How not to audit a join table and related entities using Hibernate Envers?

Romain Linsolas picture Romain Linsolas · Jul 12, 2012 · Viewed 18.7k times · Source

I use Hibernate Envers to audit my entities.

I have one audited entity, Foo, which has a List<Bar> as properties. However, I don't want to audit the Bar entities. Thus, I wrote that:

@Entity
@Audited
public class Foo {

    @JoinTable(name = "T_FOO_BAR", joinColumns = @JoinColumn(name = "FOO_ID"), inverseJoinColumns = @JoinColumn(name = "BAR_ID"))
    @ManyToMany(cascade = PERSIST)
    @Audited(targetAuditMode = RelationTargetAuditMode.NOT_AUDITED)
    public List<Bar> getBars() {
        return bars;
    }

}

Now, I want to retrieve a revision of Foo:

    AuditReader reader = AuditReaderFactory.get(getEntityManager());
    Foo revision = (Foo) reader.createQuery().forEntitiesAtRevision(Foo.class, 42).getSingleResult();

Unfortunately, when I want to retrieve all the data (i.e. when it lazy loads the bars), I get the error ORA-00942: table or view does not exist, as it tried to query:

select ... from T_FOO_BAR_AUD x, T_BAR y where ...
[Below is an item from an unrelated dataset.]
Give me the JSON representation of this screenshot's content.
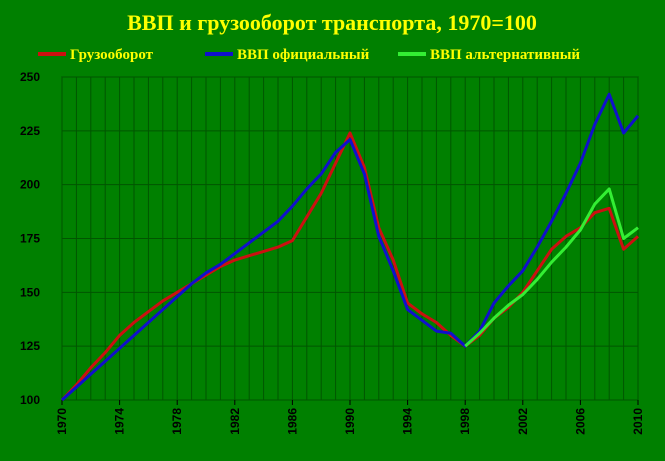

I though that using @Audited(targetAuditMode = RelationTargetAuditMode.NOT_AUDITED), Hibernate Envers would keep the links with the Bar items of the current entity.

So how can I solve my problem, without having to explicitely audit the tables T_BAR and T_FOO_BAR (the join table)? In others words, when I retrieve the list of bars from my revision entity, I get the list of bars from my current entity (as the links between Foo and Bar are not audited).

Thanks.

Answer

bvulaj picture bvulaj · Jul 12, 2012

It looks like you're using @Audited(targetAuditMode = RelationTargetAuditMode.NOT_AUDITED) when you should be using @NotAudited in your case.

RelationTargetAuditMode.NOT_AUDITED will simply not audit the target entity. It will still try to audit the List<Bar> property of Foo, and thus the join table.

From the docs:

If you want to audit a relation, where the target entity is not audited (that is the case for example with dictionary-like entities, which don't change and don't have to be audited), just annotate it with @Audited(targetAuditMode = RelationTargetAuditMode.NOT_AUDITED). Then, when reading historic versions of your entity, the relation will always point to the "current" related entity.